Once in the cell, Sherlock is tasked at using his wits to not only escape from the asylum, but dig around and find out the truth behind mysterious events. He immediately has to use a lockpick to get out of the cell. The lockpicking mini-game is optional and can be skipped. It’s radically different from any other lockpicking minigame I’ve seen before. You have to look at the tumblers and use their height to make sure the lockpick segments are tall enough to get the lock open. It’s quite clever and it was satisfying when I opened a tougher lock a few minutes later, needing only a single adjustment.
Into the asylum
Sherlock Holmes The Awakened sets players on tasks to solve its mysteries. Sherlock needs to investigate specific areas, which moves the perspective to the first person to analyze various items. But then there’s his mind palace, which he can use to plan and deduce. At one point in the preview, an orderly blocks off the way forward. Sherlock uses the palace, which requires players to select the three correct choices from all the evidence that has been previously found. Once completed, he uses a metal tube to shoot a sedative at the orderly. This allows Sherlock to don the orderly’s outfit and take a closer look at a nearby cell block.

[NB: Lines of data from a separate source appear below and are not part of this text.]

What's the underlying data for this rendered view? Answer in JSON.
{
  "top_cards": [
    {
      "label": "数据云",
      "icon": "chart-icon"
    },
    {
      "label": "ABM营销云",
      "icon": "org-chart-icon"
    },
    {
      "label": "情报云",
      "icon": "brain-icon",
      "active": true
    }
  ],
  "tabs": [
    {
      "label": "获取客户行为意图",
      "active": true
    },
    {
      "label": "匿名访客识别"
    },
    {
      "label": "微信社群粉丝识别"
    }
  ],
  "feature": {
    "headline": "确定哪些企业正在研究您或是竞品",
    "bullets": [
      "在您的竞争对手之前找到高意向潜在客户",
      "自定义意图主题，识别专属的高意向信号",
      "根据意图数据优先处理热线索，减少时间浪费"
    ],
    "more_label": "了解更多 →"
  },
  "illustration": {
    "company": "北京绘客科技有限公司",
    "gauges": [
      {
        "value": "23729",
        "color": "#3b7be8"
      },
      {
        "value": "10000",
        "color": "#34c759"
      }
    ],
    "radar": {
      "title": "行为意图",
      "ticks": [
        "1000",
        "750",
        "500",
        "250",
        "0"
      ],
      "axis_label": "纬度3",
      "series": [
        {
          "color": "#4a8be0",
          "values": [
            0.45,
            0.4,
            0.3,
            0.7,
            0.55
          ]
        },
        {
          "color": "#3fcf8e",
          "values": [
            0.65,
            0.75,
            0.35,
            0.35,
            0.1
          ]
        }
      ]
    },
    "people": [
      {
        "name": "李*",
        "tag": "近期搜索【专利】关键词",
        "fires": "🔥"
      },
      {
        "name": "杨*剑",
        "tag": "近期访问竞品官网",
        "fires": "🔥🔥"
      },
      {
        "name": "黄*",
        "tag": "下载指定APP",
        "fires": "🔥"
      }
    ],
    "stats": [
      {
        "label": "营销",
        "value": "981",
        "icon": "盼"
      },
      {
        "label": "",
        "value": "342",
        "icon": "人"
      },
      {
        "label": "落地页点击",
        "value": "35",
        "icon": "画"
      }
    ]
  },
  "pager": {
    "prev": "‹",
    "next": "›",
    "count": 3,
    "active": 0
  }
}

Deeper within, more investigations are necessary, which allows players to use environmental clues to link events so that Sherlock can deduce what has taken place. Eventually, Sherlock discovers a secret passageway. The progression toward goals feels natural. Sherlock Holmes The Awakened‘s UI does a terrific job of cluing you into what needs to be done next. Keeping discovered evidence in mind is key on navigating successfully.
When I reached the end of the demo’s content, I was left wanting more, as I’d only just found the means to open the locked door that barred the investigation. I’ll certainly be checking the game out once it enters full release, as I’d very much like to join Sherlock in unraveling the Lovecraftian mysteries that await further in the game. I really didn’t think I’d enjoy the demo as much as I did, but we’ll just have to be patient, as the game is set to release later this quarter.